Tiktok - San Jose, CA
posted 3 days ago
TikTok is the leading destination for short-form mobile video, with a mission to inspire creativity and bring joy. Our Compute Platform Site Reliability Engineering (SRE) team plays a crucial role in supporting all Big Data services and products across the company. As a newly established team, we are looking for talented individuals to help shape our future. The team is responsible for ensuring the reliability of TikTok's major data warehouse products, services, and query engines, including ClickHouse, Spark, Presto, and Doris. We serve business needs across various domains within TikTok, and we are excited to welcome you to our team.
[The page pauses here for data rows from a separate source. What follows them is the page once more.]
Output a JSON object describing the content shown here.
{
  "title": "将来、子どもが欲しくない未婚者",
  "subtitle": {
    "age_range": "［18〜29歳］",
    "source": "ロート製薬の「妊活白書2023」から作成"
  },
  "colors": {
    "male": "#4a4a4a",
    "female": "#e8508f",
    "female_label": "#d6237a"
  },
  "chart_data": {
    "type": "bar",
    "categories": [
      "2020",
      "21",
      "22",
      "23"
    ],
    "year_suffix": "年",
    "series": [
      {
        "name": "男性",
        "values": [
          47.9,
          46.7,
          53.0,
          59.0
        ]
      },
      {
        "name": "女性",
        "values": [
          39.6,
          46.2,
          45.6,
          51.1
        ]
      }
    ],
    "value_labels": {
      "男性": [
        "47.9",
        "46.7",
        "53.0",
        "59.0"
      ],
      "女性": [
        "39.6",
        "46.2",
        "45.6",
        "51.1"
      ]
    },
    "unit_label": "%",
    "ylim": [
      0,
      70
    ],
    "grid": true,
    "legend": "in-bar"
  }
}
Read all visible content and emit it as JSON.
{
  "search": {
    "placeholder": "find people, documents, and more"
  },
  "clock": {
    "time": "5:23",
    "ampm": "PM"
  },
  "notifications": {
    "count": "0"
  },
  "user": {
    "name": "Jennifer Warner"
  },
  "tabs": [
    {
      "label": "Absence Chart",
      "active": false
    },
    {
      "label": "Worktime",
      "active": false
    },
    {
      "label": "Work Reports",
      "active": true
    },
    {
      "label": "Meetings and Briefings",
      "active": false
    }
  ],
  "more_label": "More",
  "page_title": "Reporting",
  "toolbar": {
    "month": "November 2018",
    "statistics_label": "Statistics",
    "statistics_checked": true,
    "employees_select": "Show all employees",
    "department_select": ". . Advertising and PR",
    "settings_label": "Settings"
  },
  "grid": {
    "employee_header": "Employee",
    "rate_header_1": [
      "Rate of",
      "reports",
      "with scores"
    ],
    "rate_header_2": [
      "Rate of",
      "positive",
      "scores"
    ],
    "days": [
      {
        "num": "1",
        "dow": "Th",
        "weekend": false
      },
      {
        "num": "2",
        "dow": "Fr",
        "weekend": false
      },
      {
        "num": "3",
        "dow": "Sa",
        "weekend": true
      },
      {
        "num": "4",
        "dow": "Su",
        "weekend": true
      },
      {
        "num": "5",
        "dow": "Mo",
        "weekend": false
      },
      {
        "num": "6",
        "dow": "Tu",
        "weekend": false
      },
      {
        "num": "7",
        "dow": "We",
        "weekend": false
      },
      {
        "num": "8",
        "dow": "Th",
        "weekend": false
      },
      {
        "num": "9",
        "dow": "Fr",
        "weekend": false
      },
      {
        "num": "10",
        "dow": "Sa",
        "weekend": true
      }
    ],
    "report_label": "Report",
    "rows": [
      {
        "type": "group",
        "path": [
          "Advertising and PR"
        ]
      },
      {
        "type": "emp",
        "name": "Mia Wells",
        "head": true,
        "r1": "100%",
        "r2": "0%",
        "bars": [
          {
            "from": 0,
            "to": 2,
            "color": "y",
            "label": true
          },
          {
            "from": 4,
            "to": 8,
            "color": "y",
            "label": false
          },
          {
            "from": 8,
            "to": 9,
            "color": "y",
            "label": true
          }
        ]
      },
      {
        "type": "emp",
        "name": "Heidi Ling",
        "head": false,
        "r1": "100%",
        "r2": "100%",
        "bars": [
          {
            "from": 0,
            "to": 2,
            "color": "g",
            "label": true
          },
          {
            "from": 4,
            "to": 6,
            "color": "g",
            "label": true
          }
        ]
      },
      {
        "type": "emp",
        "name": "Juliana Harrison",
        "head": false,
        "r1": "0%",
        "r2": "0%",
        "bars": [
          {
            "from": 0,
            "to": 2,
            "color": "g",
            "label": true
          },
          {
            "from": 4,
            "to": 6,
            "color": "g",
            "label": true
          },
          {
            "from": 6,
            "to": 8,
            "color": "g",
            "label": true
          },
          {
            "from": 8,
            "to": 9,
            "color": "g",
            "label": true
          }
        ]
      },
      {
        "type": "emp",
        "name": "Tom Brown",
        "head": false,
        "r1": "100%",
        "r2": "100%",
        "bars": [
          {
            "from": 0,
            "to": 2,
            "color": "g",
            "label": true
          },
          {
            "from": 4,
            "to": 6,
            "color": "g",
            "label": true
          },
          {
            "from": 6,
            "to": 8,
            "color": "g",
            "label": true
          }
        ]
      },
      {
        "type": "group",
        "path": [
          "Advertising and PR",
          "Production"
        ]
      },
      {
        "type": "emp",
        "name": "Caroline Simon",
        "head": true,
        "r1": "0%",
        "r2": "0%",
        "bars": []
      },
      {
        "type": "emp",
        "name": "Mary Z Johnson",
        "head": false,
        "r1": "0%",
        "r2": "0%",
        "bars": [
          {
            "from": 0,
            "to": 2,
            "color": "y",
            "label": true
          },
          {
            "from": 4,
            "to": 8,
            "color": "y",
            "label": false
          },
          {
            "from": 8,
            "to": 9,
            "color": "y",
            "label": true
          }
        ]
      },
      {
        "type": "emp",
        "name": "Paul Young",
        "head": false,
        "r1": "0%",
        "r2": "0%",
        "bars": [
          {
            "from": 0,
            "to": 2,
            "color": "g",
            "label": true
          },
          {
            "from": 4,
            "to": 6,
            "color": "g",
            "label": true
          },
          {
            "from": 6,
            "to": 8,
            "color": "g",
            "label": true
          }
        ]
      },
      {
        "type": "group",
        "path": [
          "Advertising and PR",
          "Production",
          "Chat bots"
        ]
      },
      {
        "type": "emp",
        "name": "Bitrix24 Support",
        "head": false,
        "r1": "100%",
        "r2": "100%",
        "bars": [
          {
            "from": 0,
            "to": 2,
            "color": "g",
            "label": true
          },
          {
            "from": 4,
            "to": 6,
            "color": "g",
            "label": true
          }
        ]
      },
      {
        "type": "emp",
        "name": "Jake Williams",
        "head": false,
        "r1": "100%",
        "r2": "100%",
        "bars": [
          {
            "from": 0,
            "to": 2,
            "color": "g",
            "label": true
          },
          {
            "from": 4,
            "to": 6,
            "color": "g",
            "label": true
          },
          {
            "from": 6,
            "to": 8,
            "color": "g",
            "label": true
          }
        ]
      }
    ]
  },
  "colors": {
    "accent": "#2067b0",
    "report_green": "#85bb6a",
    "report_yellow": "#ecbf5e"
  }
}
In this role, you will be responsible for upholding Service Level Agreements (SLAs) and ensuring that all service level objectives from ByteDance's Data Platform services are met. You will respond promptly to any system outages or issues, and continuously analyze service performance to identify potential bottlenecks. Your proactive measures will help prevent service disruptions, and you will work closely with development teams to optimize application performance. You will lead efforts in incident management, troubleshooting, and resolving service incidents while coordinating with cross-functional teams to mitigate service-impacting events. Automation will be a key focus, as you will automate infrastructure provisioning, scaling, and management processes to enhance service quality. Collaboration with product and development teams will be essential to integrate reliability and performance considerations into the software lifecycle. Additionally, you will assess and forecast infrastructure needs based on growth patterns and upcoming initiatives, while staying updated with industry trends and emerging technologies related to site reliability and infrastructure engineering.